She went out and returned with a little dog in her arms. So emaciated was it, so weak that one would have imagined that only a long period of starvation could have reduced it to this condition.

It kept its eyes closed, save for an occasional lack-lustre glimmer through half-shut lids. It was too weak to move a limb, but it was patient, evidently not suffering, and it attempted to lick its mistress's hand as she brought it carefully in.

Said Catherine King, "Three weeks ago I injected one minim of this," showing a flask of straw-coloured fluid which she held in her hand, "into this animal's leg. Its appetite fell away. It wasted gradually, till it has come to what you see. For three days it has refused all nourishment, and even within a few hours I expect—"
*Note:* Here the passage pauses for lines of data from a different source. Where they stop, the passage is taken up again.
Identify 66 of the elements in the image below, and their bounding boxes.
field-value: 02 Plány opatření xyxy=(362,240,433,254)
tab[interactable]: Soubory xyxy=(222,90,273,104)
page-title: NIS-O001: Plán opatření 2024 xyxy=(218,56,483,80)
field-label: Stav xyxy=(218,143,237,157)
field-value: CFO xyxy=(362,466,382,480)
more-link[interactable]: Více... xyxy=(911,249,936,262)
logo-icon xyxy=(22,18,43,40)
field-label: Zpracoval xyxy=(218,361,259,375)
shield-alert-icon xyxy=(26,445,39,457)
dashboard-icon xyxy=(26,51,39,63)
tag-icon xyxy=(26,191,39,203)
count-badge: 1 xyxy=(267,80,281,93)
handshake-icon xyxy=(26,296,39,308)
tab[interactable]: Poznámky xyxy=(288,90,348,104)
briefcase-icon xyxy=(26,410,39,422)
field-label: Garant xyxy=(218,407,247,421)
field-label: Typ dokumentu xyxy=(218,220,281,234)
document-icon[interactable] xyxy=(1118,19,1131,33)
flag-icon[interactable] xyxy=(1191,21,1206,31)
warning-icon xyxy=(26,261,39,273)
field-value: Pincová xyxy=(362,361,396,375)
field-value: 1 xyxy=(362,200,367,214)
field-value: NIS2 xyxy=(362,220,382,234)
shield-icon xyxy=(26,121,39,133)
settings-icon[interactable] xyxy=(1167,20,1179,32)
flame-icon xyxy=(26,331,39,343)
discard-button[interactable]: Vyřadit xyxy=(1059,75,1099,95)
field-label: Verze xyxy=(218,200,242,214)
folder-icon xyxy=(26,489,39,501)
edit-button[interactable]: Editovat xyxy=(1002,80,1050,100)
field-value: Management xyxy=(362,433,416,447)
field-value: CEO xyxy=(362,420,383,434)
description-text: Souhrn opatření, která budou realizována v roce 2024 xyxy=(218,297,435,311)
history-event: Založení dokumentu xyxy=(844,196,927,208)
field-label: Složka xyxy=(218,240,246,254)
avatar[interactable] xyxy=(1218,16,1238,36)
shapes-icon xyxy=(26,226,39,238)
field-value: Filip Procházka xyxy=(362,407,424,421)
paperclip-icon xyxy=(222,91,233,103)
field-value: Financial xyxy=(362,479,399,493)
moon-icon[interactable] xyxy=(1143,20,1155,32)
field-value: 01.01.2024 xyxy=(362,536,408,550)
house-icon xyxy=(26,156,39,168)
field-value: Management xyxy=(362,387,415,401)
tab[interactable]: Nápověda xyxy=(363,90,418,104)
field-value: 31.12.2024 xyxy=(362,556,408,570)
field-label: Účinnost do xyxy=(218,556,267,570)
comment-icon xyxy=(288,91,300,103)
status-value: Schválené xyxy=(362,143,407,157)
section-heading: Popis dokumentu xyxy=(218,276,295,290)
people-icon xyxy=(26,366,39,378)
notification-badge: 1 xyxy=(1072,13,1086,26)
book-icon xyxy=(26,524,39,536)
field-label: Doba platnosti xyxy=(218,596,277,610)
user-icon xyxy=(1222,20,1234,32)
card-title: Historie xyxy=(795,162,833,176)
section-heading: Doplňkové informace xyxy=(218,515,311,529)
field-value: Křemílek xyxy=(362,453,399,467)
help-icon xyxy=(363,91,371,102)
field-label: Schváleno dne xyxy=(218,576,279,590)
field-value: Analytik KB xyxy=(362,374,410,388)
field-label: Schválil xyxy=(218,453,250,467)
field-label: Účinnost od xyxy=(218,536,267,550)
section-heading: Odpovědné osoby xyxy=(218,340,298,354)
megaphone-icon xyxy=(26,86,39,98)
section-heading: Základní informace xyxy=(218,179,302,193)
As she spoke the little dog opened its eyes, gave one last affectionate look at its mistress, and with a low whine stretched out its legs and was dead.

"Woe to the oppressors!" whispered the blue-stocking.

"Woe to the oppressors!" again muttered the sisters in chorus.

"Poor Toby!" said Catherine King after a pause. The sudden death of her old pet, for such the dog had been, had startled her into a slight passing emotion.

Two of the sisters observed this emotion—the faithful Eliza, who looked sympathetic, and Susan Riley, on whose face a sneering smile sat for a moment.

The blue-stocking of course noticed nothing, but continued her employment of examining and smelling at the poison bottle with her thin scientific nose.